Na quarta-feira 29, Roberto Campos Neto, presidente do Banco Central (BC), convocou os jornalistas para informar que o século XXI tinha começado no mercado de câmbio. Campos Neto anunciou uma nova fase do programa de modernização do sistema financeiro. A nova etapa, modernosamente chamada BC# (pronuncia-se “BC hashtag”), trouxe promessas de mudança em algo que começou a ser instituído há quase um século, e cujo corpo principal datava dos anos 1970: a legislação cambial. Em dois ou três anos o real brasileiro pode tornar-se uma moeda conversível. Ou seja, os cidadãos poderão trocá-lo por dólares, euros ou qualquer outra moeda sem ter de enfrentar uma montanha de entraves burocráticos.

A complicação tinha motivo. No século passado, dólar no Brasil era como penicilina em trincheira de guerra. Artigo escasso, difícil de obter, e que só poderia ser usado para pagar importações muito necessárias. Assim, cada dólar que entrava por meio de suadas exportações ou sofridos investimentos tinha de ser rigorosamente protegido e controlado.

Atualmente, com câmbio flutuante, liquidez internacional elevada e US$ 384 bilhões em reservas internacionais na posição de 31 de março, todo esse controle passou a ser desnecessário. Mesmo assim, até a compra de uns poucos dólares em espécie pelo turista que quer tirar fotos com o Pato Donald na Disney requer o preenchimento de formulários que serão enviados ao BC, que registra e classifica cada um dos dólares que entra e que sai do País.

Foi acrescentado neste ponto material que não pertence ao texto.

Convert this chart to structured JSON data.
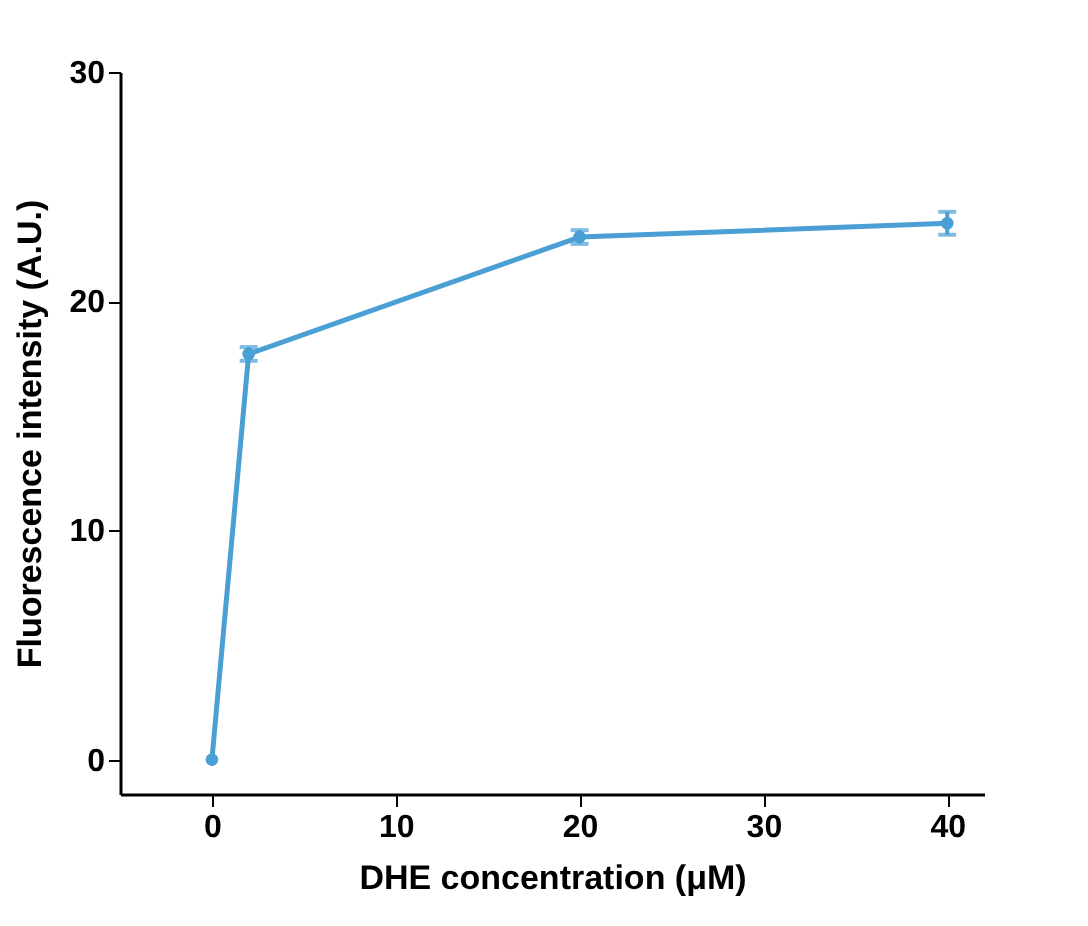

Agora, segundo Campos Neto, isso vai mudar. A miríade de cerca de 450 regras que normatizam as transações com moeda estrangeira será consolidada em um só lei, mais simples e concisa, cujo projeto será enviado pelo BC ao Congresso em breve. Nele, constarão os passos necessários para permitir que a moeda seja efetivamente conversível. A maior parte das mudanças na legislação cambial será burocrática e imperceptível para as pessoas físicas. Porém, quando tudo estiver concluído, será possível ao cidadão brasileiro abrir contas-correntes em dólares no Brasil, embora essa possibilidade ainda demore dois ou três anos para ser colocada em prática.

As mudanças trarão várias vantagens para a economia, como reduzir custos para as empresas com negócios no Exterior e facilitar a atuação de fintechs internacionais no País, elevando a concorrência no sistema. A conversibilidade não será uma via de mão única. O BC também vai facilitar a atuação de bancos internacionais que queiram oferecer contas-correntes em reais em seus países de origem. Algumas instituições financeiras latino-americanas já demonstraram estar interessadas. Com isso, o real poderá servir como reserva de valor para os países vizinhos com economias menos sólidas.